We can start by buying less, and processing or preserving excess food when we have it, so that it can be enjoyed at a later date. Interested in learning more about food preservation? Join us for our free Modern Homesteading Preserving Workshop, September 14.
If you find yourself with more than you can eat, share your bounty with those in need. With one in seven US households currently food insecure, reducing food waste can be as simple as donating food to the neighborhood pantry or making a home-cooked meal for a friend. While these steps require you to make small changes in your buying and eating habits, shopping and cooking smart can become second nature in no time and help to save you money and protect the planet. If you take these steps, you’ll find that far less food is headed for the garbage.

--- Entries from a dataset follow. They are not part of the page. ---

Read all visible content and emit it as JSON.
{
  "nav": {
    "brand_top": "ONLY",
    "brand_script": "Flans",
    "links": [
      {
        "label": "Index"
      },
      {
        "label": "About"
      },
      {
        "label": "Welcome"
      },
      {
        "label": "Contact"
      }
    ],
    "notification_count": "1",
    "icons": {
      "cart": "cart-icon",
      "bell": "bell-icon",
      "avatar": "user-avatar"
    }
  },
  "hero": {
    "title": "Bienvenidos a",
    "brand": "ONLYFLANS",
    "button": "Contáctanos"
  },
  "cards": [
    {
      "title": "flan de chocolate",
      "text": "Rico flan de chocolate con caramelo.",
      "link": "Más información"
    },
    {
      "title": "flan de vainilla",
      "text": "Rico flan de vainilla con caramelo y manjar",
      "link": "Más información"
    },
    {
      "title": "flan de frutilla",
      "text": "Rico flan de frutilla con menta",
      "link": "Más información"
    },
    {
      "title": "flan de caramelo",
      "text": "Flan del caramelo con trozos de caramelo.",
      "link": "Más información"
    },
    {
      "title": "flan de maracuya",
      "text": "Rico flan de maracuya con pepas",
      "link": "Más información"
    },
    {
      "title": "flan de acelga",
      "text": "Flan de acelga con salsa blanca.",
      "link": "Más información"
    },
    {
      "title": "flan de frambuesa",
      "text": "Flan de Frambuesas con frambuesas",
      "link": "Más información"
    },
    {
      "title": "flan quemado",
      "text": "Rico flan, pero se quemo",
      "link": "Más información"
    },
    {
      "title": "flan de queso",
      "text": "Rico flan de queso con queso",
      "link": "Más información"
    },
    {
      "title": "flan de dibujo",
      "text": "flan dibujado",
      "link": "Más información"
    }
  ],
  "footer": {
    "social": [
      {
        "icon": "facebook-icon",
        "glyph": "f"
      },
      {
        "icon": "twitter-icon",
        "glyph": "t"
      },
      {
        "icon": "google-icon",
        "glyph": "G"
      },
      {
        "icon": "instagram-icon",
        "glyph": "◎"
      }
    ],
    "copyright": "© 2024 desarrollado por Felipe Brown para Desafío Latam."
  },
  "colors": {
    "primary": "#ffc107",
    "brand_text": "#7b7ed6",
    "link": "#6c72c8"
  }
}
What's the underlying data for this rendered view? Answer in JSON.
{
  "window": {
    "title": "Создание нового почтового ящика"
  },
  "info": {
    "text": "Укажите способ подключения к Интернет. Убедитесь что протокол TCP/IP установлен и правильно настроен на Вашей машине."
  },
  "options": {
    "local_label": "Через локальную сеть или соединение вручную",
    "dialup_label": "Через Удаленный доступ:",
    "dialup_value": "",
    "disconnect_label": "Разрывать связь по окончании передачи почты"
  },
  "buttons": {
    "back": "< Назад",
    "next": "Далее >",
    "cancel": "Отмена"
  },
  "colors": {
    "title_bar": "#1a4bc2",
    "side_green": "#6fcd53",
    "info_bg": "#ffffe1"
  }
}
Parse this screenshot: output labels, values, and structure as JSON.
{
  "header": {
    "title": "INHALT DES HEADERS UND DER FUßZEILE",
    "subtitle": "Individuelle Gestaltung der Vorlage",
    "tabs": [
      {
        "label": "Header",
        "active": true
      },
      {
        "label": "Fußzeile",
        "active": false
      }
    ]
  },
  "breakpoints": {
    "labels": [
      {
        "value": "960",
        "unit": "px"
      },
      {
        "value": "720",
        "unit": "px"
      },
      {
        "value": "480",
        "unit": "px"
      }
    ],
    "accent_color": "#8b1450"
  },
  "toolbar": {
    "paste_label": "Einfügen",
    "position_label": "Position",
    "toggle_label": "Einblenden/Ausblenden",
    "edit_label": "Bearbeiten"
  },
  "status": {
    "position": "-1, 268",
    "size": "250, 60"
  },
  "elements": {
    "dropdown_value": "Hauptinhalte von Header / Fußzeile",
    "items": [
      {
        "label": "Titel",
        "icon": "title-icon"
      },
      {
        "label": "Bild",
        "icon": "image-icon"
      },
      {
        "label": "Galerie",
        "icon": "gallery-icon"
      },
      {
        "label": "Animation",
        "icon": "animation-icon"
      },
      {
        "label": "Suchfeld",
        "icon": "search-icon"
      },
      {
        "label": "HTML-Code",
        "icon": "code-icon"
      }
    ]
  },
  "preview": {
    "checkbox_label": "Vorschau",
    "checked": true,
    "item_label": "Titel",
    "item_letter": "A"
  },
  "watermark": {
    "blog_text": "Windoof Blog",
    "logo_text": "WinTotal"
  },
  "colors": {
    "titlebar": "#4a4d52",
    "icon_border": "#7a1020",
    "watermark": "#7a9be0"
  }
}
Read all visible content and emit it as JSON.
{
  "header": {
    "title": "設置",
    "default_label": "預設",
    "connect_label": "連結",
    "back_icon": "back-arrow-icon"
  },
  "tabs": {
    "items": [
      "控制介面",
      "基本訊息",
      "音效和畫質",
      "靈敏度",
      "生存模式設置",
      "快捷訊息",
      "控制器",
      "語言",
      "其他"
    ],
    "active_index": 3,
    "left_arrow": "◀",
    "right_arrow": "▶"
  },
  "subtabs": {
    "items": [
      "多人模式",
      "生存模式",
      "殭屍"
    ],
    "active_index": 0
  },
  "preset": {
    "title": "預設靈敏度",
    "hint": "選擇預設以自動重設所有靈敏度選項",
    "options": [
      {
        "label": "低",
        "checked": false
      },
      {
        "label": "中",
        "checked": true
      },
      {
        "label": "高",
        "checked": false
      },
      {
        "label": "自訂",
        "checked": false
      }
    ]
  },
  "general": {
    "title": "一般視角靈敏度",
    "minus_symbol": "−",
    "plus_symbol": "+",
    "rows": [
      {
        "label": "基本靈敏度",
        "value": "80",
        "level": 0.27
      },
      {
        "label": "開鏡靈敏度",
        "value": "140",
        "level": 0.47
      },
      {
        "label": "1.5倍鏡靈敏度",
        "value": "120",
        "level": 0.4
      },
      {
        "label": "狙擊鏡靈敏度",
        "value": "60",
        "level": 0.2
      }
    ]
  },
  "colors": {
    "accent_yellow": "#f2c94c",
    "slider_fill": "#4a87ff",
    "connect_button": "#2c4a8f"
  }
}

Some amount of food waste is inevitable though, but that doesn’t mean it has to be destined for the landfill. A simple step anyone can take to further reduce food waste is composting. You can compost whether you own five acres or rent 500 square feet. Not only does composting keep food out of the waste stream, but it also provides you with a nutrient-rich soil additive that you can use in your home or garden, thereby saving you even more money in lawn care costs.